The efforts by both the legislature and the governor reflect a misunderstanding of the drivers of high job openings and perhaps even a misunderstanding of what is required in order to receive unemployment insurance. To be explicit, unemployment insurance benefits are only available to people who have worked recently, lost their jobs through no fault of their own (they cannot have simply quit), and are actively looking for a new job. As such, slashing unemployment benefits as is being proposed by SB 2 and SB 3 or creating a cash benefit for people receiving unemployment benefits as the Job Jumpstart program does targets people who are already in the labor force meeting requirements that they are looking for a job.
Further, the number of West Virginians currently receiving unemployment benefits is at a historic low, as state leaders often tout. Even if all current unemployment insurance recipients took jobs tomorrow (regardless of whether those jobs were a match for their skills), there would still be job openings available. This is why efforts to fill job openings must focus on increasing the size of the labor force by addressing the barriers that keep folks out of it to begin with.
The pandemic, and its accompanying impacts on child and family responsibilities, has driven many women out of the labor force. The national labor participation rate for women with children under the age of 13 is still four percent below what it was pre-pandemic. In his testimony in front of the Senate Judiciary Committee last week, Workforce WV Commissioner Scott Adkins testified that the three primary barriers to work his agency sees are access to child care, transportation, and job readiness.
Last week, the US Department of Treasury issued its final rule on eligible expenditures of ARPA’s Fiscal Recovery Funds. In total, West Virginia will receive over $2 billion in Fiscal Recovery Funds, with $1.355 billion for the state to allocate and $676 million going to cities, counties, and municipalities to be spent through the end of 2024. This guidance made clear that state and municipal lawmakers can use these funds to address the very issues Commissioner Adkins highlighted.
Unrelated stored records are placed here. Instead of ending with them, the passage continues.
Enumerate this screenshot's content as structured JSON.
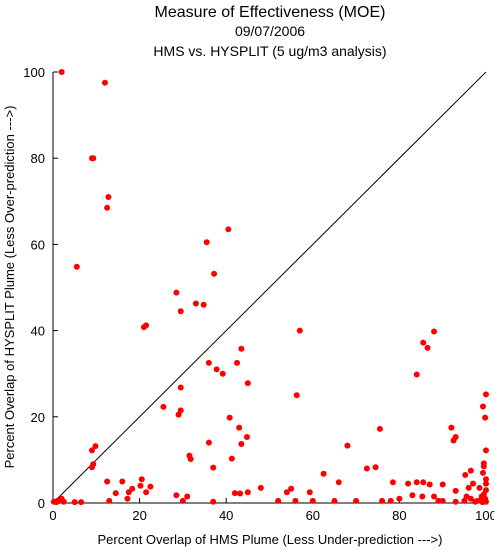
{
  "chart_data": {
    "type": "scatter",
    "title": "Measure of Effectiveness (MOE)",
    "date": "09/07/2006",
    "subtitle": "HMS vs. HYSPLIT  (5 ug/m3 analysis)",
    "xlabel": "Percent Overlap of HMS Plume (Less Under-prediction --->)",
    "ylabel": "Percent Overlap of HYSPLIT Plume (Less Over-prediction --->)",
    "xlim": [
      0,
      100
    ],
    "ylim": [
      0,
      100
    ],
    "x_ticks": [
      "0",
      "20",
      "40",
      "60",
      "80",
      "100"
    ],
    "y_ticks": [
      "0",
      "20",
      "40",
      "60",
      "80",
      "100"
    ],
    "grid": false,
    "reference_line": "y = x diagonal",
    "point_color": "#ff0000",
    "points": [
      [
        2,
        100
      ],
      [
        12,
        97.5
      ],
      [
        9,
        80
      ],
      [
        9.3,
        80
      ],
      [
        12.8,
        71
      ],
      [
        12.5,
        68.5
      ],
      [
        5.5,
        54.8
      ],
      [
        40.5,
        63.5
      ],
      [
        35.5,
        60.5
      ],
      [
        37.2,
        53.2
      ],
      [
        28.5,
        48.8
      ],
      [
        33,
        46.3
      ],
      [
        34.8,
        46
      ],
      [
        29.5,
        44.5
      ],
      [
        21.5,
        41.2
      ],
      [
        21,
        40.8
      ],
      [
        57,
        40
      ],
      [
        88,
        39.8
      ],
      [
        85.5,
        37.2
      ],
      [
        86.5,
        36
      ],
      [
        43.5,
        35.8
      ],
      [
        36,
        32.5
      ],
      [
        42.5,
        32.5
      ],
      [
        37.8,
        31
      ],
      [
        39.2,
        30
      ],
      [
        84,
        29.8
      ],
      [
        45,
        27.8
      ],
      [
        29.5,
        26.8
      ],
      [
        56.3,
        25
      ],
      [
        100,
        25.2
      ],
      [
        25.5,
        22.3
      ],
      [
        99.3,
        22.4
      ],
      [
        29.5,
        21.5
      ],
      [
        29,
        20.5
      ],
      [
        40.8,
        19.8
      ],
      [
        99.8,
        19.8
      ],
      [
        43,
        17.5
      ],
      [
        75.5,
        17.2
      ],
      [
        92,
        17.5
      ],
      [
        93,
        15.3
      ],
      [
        92.5,
        14.5
      ],
      [
        44.8,
        15.3
      ],
      [
        36,
        14
      ],
      [
        43.5,
        13.7
      ],
      [
        68,
        13.3
      ],
      [
        9.8,
        13.2
      ],
      [
        9,
        12.2
      ],
      [
        100,
        12.2
      ],
      [
        31.5,
        11
      ],
      [
        31.8,
        10.2
      ],
      [
        41.3,
        10.3
      ],
      [
        99.5,
        9.2
      ],
      [
        9.3,
        9
      ],
      [
        9,
        8.3
      ],
      [
        37,
        8.2
      ],
      [
        74.5,
        8.3
      ],
      [
        99.5,
        8.5
      ],
      [
        72.5,
        8
      ],
      [
        96.5,
        7.5
      ],
      [
        99.3,
        7
      ],
      [
        62.5,
        6.8
      ],
      [
        95.2,
        6.5
      ],
      [
        12.5,
        5
      ],
      [
        16,
        5
      ],
      [
        66,
        4.8
      ],
      [
        78.5,
        4.8
      ],
      [
        84,
        4.8
      ],
      [
        85.5,
        4.8
      ],
      [
        82,
        4.5
      ],
      [
        87,
        4.3
      ],
      [
        90,
        4.3
      ],
      [
        97,
        4.5
      ],
      [
        20.5,
        5.5
      ],
      [
        20.2,
        4
      ],
      [
        22.5,
        3.8
      ],
      [
        18.3,
        3.3
      ],
      [
        17.5,
        2.5
      ],
      [
        48,
        3.5
      ],
      [
        55,
        3.3
      ],
      [
        54,
        2.5
      ],
      [
        59.3,
        2.5
      ],
      [
        93,
        2.8
      ],
      [
        96,
        3.5
      ],
      [
        98.5,
        3.5
      ],
      [
        14.5,
        2.3
      ],
      [
        21.5,
        2.5
      ],
      [
        42,
        2.3
      ],
      [
        43.2,
        2.2
      ],
      [
        45,
        2.5
      ],
      [
        28.5,
        1.8
      ],
      [
        31,
        1.5
      ],
      [
        80,
        1
      ],
      [
        83,
        1.8
      ],
      [
        85.3,
        1.5
      ],
      [
        88,
        1.5
      ],
      [
        95.5,
        1.5
      ],
      [
        99,
        1.5
      ],
      [
        99.5,
        2
      ],
      [
        17.2,
        1
      ],
      [
        0.2,
        0.3
      ],
      [
        0.8,
        0.2
      ],
      [
        1,
        0.5
      ],
      [
        1.5,
        0.5
      ],
      [
        2,
        1
      ],
      [
        2.5,
        0.3
      ],
      [
        5,
        0.2
      ],
      [
        6.5,
        0.2
      ],
      [
        13,
        0.5
      ],
      [
        30,
        0.5
      ],
      [
        37,
        0.3
      ],
      [
        52,
        0.5
      ],
      [
        56,
        0.5
      ],
      [
        60,
        0.5
      ],
      [
        65,
        0.5
      ],
      [
        70,
        0.5
      ],
      [
        76,
        0.5
      ],
      [
        78,
        0.5
      ],
      [
        89,
        0.5
      ],
      [
        90,
        0.5
      ],
      [
        93,
        0.3
      ],
      [
        95,
        0.5
      ],
      [
        98,
        0.5
      ],
      [
        99,
        0.8
      ],
      [
        100,
        0.3
      ],
      [
        100,
        3
      ],
      [
        100,
        4.5
      ],
      [
        100,
        5.5
      ],
      [
        99.8,
        1
      ],
      [
        99.2,
        0.2
      ],
      [
        97.5,
        0.3
      ],
      [
        96.5,
        1
      ]
    ]
  }
}
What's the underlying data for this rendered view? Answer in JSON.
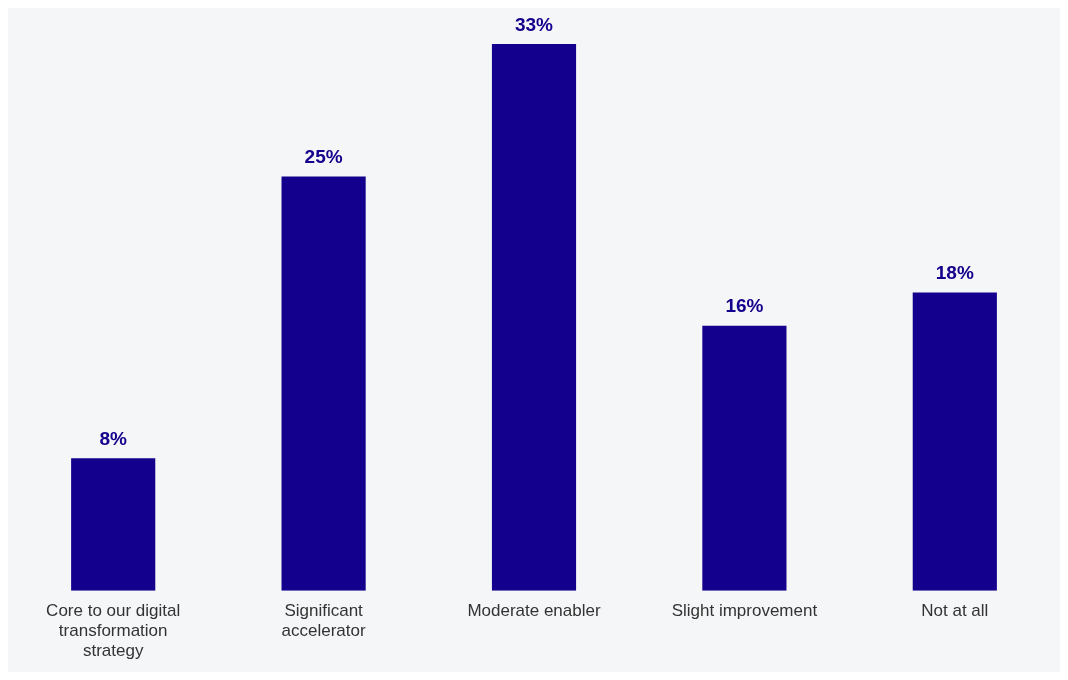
{
  "chart_data": {
    "type": "bar",
    "categories": [
      "Core to our digital transformation strategy",
      "Significant accelerator",
      "Moderate enabler",
      "Slight improvement",
      "Not at all"
    ],
    "values": [
      8,
      25,
      33,
      16,
      18
    ],
    "value_labels": [
      "8%",
      "25%",
      "33%",
      "16%",
      "18%"
    ],
    "color": "#13008c",
    "grid": false,
    "legend": false,
    "tick_labels": "x"
  }
}
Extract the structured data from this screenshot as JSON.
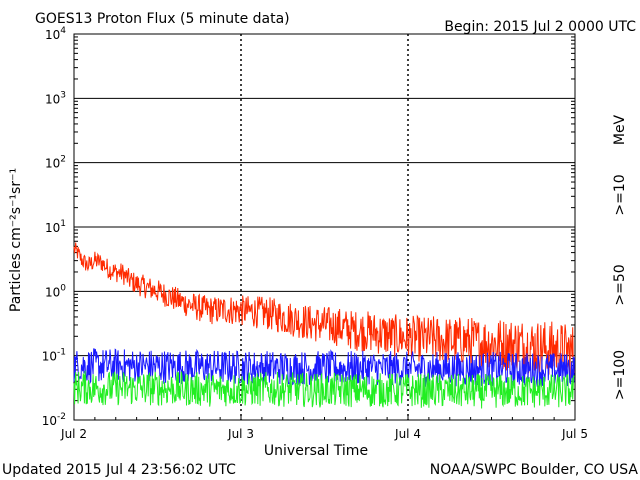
{
  "header": {
    "title": "GOES13 Proton Flux (5 minute data)",
    "begin": "Begin: 2015 Jul 2 0000 UTC"
  },
  "footer": {
    "updated": "Updated 2015 Jul  4 23:56:02 UTC",
    "credit": "NOAA/SWPC Boulder, CO USA"
  },
  "chart_data": {
    "type": "line",
    "xlabel": "Universal Time",
    "ylabel": "Particles cm⁻²s⁻¹sr⁻¹",
    "y_scale": "log",
    "ylim": [
      0.01,
      10000
    ],
    "xlim_hours": [
      0,
      72
    ],
    "x_ticks": [
      {
        "label": "Jul 2",
        "hours": 0
      },
      {
        "label": "Jul 3",
        "hours": 24
      },
      {
        "label": "Jul 4",
        "hours": 48
      },
      {
        "label": "Jul 5",
        "hours": 72
      }
    ],
    "y_ticks": [
      {
        "base": "10",
        "exp": "-2",
        "value": 0.01
      },
      {
        "base": "10",
        "exp": "-1",
        "value": 0.1
      },
      {
        "base": "10",
        "exp": "0",
        "value": 1
      },
      {
        "base": "10",
        "exp": "1",
        "value": 10
      },
      {
        "base": "10",
        "exp": "2",
        "value": 100
      },
      {
        "base": "10",
        "exp": "3",
        "value": 1000
      },
      {
        "base": "10",
        "exp": "4",
        "value": 10000
      }
    ],
    "grid": "horizontal at decades, dashed vertical at day boundaries",
    "legend_unit": "MeV",
    "series": [
      {
        "name": ">=10",
        "color": "#ff2a00",
        "hours": [
          0,
          0.5,
          1,
          2,
          3,
          4,
          5,
          6,
          7,
          8,
          9,
          10,
          11,
          12,
          13,
          14,
          15,
          16,
          17,
          18,
          20,
          22,
          24,
          26,
          28,
          30,
          32,
          34,
          36,
          38,
          40,
          42,
          44,
          46,
          48,
          50,
          52,
          54,
          56,
          58,
          60,
          62,
          64,
          66,
          68,
          70,
          72
        ],
        "values": [
          4.5,
          4.0,
          3.2,
          2.5,
          3.0,
          2.8,
          2.2,
          2.0,
          1.9,
          1.5,
          1.3,
          1.2,
          1.1,
          1.0,
          0.9,
          0.8,
          0.72,
          0.65,
          0.6,
          0.55,
          0.5,
          0.52,
          0.5,
          0.48,
          0.45,
          0.4,
          0.36,
          0.32,
          0.3,
          0.28,
          0.25,
          0.24,
          0.22,
          0.2,
          0.19,
          0.18,
          0.18,
          0.17,
          0.17,
          0.16,
          0.16,
          0.15,
          0.15,
          0.14,
          0.13,
          0.12,
          0.11
        ]
      },
      {
        "name": ">=50",
        "color": "#1a1aff",
        "hours": [
          0,
          6,
          12,
          18,
          24,
          30,
          36,
          42,
          48,
          54,
          60,
          66,
          72
        ],
        "values": [
          0.07,
          0.07,
          0.068,
          0.067,
          0.066,
          0.065,
          0.064,
          0.064,
          0.063,
          0.062,
          0.062,
          0.061,
          0.06
        ]
      },
      {
        "name": ">=100",
        "color": "#22ee22",
        "hours": [
          0,
          6,
          12,
          18,
          24,
          30,
          36,
          42,
          48,
          54,
          60,
          66,
          72
        ],
        "values": [
          0.032,
          0.031,
          0.031,
          0.03,
          0.03,
          0.03,
          0.029,
          0.029,
          0.029,
          0.028,
          0.028,
          0.028,
          0.028
        ]
      }
    ]
  }
}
Allowable expenditures Fiscal Recovery Funds fall into four main buckets: replacing lost public sector revenue, addressing public health and economic impacts, offering premium pay to eligible workers, and investing in water, sewer, and broadband infrastructure. Within the public health and economic impacts bucket, Treasury specifically states that child care, early education, and job training programs are all allowable investments, directly addressing the barriers that Commissioner Adkins referenced. Additional allowable expenses include affordable housing development, mortgage and rent assistance, paid family and medical leave programs, and small business grants — all of which could also address barriers to work faced by West Virginians who are outside of the labor force, particularly women and people of color, for whom care responsibilities often fall upon.
ARPA’s Fiscal Recovery Funds present an opportunity for West Virginia lawmakers to make long-needed investments that will increase the size of our workforce and grow our economy. Instead of cutting benefits for people who are actively looking for work, which would fail to address job openings while harming our economy, we can grow the labor force through smart investments of federal relief dollars in our state’s workers, families, and small businesses.